Spaghetti a prezzi raddoppiati Inchiesta su 5 big della pasta

Tanto cara al palato quanto al portafoglio degli italiani, la pasta finisce sotto inchiesta. Nel mirino delle Fiamme Gialle ci sono le aziende leader del settore, accusate di aver costituito un «cartello» per aumentare i prezzi e azzerare la concorrenza. Così sono state perquisite, nell'ambito dell'inchiesta avviata dalla Procura di Roma, la sede della Barilla a Parma, quella della De Cecco a Pescara e Roma, il pastificio Garofalo a Gragnano in provincia di Napoli, il pastificio Amato a Salerno, la sede della Divella a Bari e la sede dell'Unione pastai italiani a Roma (Unipi): sono stati anche sequestrati documenti e verbali.
Al centro dell'inchiesta c'è l'aumento ingiustificato dal 2007 ad oggi di circa il 50 per cento del prezzo della pasta: l'ipotesi di reato è quella prevista dall'articolo 501 bis del codice penale, vale a dire manovra speculativa sul prezzo delle merci, che prevede una pena fino a tre anni di reclusione. Secondo quanto si è appreso vi sarebbe una persona iscritta sul registro degli indagati, ma ben presto il numero potrebbe aumentare.
Del resto, le stesse società sono già state severamente punite per intesa restrittiva della concorrenza dall'Antitrust, dopo un'indagine partita dalla denuncia delle organizzazioni dei consumatori, conclusa con multe per oltre 12 milioni di euro (5 milioni la più alta, inflitta a Barilla), poi riconfermate dal Tar del Lazio. In tutto sono state condannate 22 aziende produttrici, più Unipi (Unione industriale pastai italiani) e Unionalimentari (Unione nazionale della piccola e media industria alimentare.)
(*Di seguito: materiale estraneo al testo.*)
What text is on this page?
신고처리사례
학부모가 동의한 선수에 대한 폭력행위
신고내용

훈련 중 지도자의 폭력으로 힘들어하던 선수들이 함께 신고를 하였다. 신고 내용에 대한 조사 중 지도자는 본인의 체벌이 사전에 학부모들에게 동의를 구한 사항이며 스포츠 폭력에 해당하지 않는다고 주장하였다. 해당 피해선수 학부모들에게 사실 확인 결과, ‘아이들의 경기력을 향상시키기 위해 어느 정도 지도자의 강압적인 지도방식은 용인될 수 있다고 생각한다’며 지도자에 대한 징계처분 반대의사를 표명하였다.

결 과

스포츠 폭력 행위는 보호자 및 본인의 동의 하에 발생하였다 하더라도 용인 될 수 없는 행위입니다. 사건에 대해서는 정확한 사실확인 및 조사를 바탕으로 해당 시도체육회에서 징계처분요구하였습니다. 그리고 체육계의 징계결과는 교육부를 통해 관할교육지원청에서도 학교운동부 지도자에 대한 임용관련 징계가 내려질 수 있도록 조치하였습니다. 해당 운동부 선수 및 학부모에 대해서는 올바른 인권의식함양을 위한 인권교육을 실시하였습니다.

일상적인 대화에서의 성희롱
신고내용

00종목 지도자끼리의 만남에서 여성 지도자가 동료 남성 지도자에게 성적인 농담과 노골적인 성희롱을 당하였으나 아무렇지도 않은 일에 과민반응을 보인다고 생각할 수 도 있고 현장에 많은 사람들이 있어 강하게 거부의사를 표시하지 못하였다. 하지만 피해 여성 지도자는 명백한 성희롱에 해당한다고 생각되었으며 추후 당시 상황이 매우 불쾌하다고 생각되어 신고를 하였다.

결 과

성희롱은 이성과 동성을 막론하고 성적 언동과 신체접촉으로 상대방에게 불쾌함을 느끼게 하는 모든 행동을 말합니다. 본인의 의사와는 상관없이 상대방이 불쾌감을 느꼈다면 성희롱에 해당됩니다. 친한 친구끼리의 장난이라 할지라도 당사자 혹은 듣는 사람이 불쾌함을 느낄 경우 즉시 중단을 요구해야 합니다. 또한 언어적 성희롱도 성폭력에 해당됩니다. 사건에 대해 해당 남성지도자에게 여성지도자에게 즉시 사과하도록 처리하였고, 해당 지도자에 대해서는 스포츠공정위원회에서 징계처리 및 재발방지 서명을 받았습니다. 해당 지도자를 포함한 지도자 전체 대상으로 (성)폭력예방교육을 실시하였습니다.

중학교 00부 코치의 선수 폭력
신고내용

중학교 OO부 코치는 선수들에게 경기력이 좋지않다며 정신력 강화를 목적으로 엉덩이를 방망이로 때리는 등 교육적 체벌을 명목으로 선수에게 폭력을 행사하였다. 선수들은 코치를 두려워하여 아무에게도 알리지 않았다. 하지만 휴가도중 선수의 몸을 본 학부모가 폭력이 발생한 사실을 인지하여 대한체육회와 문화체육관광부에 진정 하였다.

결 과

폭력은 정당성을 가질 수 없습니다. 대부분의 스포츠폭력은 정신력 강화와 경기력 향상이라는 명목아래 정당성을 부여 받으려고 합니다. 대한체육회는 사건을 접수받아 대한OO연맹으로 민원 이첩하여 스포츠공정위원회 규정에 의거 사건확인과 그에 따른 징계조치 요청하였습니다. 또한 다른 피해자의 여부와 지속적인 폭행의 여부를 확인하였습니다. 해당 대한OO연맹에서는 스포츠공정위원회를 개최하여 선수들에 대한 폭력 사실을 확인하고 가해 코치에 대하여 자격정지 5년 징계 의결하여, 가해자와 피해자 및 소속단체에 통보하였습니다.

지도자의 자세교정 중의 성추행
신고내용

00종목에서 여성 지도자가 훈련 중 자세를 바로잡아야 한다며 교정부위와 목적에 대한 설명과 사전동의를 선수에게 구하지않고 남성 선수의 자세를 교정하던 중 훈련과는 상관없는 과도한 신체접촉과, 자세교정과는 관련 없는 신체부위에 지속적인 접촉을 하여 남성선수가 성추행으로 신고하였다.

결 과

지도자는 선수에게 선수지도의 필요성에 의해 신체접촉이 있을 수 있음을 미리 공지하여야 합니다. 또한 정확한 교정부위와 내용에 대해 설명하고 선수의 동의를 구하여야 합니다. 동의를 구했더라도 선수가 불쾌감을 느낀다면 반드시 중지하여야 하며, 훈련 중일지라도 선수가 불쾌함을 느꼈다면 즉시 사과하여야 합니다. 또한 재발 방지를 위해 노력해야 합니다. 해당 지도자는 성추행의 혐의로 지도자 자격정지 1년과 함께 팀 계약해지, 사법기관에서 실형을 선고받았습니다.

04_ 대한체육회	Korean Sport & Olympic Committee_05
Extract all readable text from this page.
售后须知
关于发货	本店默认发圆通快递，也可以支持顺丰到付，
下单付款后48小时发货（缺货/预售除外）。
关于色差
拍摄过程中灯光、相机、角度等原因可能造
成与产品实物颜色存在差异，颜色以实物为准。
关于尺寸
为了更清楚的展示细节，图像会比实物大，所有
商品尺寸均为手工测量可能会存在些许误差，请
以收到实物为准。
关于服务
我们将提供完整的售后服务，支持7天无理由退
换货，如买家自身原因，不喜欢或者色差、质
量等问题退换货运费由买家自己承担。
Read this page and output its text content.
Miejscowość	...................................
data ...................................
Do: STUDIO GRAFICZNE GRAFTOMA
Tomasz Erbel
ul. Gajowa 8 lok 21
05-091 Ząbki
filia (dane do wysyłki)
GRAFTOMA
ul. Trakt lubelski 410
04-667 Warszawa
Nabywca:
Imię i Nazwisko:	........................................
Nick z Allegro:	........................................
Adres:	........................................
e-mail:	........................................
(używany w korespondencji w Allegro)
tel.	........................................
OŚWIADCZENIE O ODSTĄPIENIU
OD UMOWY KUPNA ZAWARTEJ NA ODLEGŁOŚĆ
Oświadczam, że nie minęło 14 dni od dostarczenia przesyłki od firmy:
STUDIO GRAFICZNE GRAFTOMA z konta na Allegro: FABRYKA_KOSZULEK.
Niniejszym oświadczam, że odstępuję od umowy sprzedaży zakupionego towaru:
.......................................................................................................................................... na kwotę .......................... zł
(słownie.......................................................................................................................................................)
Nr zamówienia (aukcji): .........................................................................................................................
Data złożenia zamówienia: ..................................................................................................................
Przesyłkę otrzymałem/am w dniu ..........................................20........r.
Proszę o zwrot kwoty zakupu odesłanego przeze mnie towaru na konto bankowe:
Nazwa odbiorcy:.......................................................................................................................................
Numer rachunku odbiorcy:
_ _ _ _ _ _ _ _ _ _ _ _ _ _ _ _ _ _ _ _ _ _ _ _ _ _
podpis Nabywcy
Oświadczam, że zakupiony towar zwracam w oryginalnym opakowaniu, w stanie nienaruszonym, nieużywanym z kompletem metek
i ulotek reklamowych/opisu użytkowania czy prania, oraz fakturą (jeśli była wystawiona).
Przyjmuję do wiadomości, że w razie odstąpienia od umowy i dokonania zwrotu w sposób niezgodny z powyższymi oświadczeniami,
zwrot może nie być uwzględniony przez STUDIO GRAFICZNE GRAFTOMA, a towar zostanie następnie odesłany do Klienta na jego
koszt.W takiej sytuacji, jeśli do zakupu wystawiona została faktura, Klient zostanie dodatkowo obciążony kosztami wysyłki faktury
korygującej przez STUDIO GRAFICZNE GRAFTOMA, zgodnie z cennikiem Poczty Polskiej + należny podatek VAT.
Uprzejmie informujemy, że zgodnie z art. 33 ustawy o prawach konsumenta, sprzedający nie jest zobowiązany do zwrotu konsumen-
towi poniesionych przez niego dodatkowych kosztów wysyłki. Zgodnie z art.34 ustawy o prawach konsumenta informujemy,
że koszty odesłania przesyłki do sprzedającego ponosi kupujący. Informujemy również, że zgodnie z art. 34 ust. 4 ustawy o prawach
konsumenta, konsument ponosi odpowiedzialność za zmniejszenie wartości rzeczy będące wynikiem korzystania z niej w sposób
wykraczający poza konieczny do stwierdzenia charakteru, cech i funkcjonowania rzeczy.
Dopo la «batosta» della giustizia amministrativa - contro cui però è in atto un ricorso al Consiglio di Stato - ora è il turno di quella penale, di cui le perquisizioni delle Fiamme Gialle rappresentano il primo passo. Ora la procura ha acquisito la documentazione già raccolta dall’Autorità garante della concorrenza, secondo cui i big della pasta avevano creato un’intesa - tra ottobre 2006 e marzo 2008 - per concertare gli aumenti del prezzo di vendita da applicare poi alla distribuzione.
«Massima disponibilità a collaborare» e nessun commento: è l'unanime reazione delle società coinvolte, da Barilla a De Cecco, dalla Garofalo di Gragnano all'Unipi, il cui presidente Massimo Menna tiene però a ribadire che «non vi sono mai state speculazioni né si è mai configurato alcun accordo lesivo degli interessi dei consumatori». Solo il pastificio Divella fa notare che «sono venuti a chiedere le stesse carte che la stessa Guardia di finanza aveva già acquisito circa due anni fa nell'ambito degli accertamenti richiesti dall'Antitrust».
Dal canto suo, la Coldiretti ricorda che il grano duro viene pagato agli agricoltori 18 centesimi al chilo, mentre la pasta viene venduta in media a 1,4 euro al chilo, con un ricarico del 400% anche considerando le rese di trasformazione. In pratica, il prezzo della pasta è rimasto pressoché stabile rispetto al 2008 nonostante le quotazioni del grano siano scese del 30%.

Un comportamento che ha pesanti conseguenze se si considera che la pasta è il piatto preferito dagli italiani, i cui consumi lo scorso anno sono stati pari a 1,5 milioni di tonnellate, per un controvalore di 2,8 miliardi di euro, e nel primo semestre del 2009 sono cresciuti ancora in valore del 2,8%: l'equivalente di una spaghettata da 26 chili annui a persona, tre volte di più rispetto ai nostri omologhi statunitensi, greci o francesi.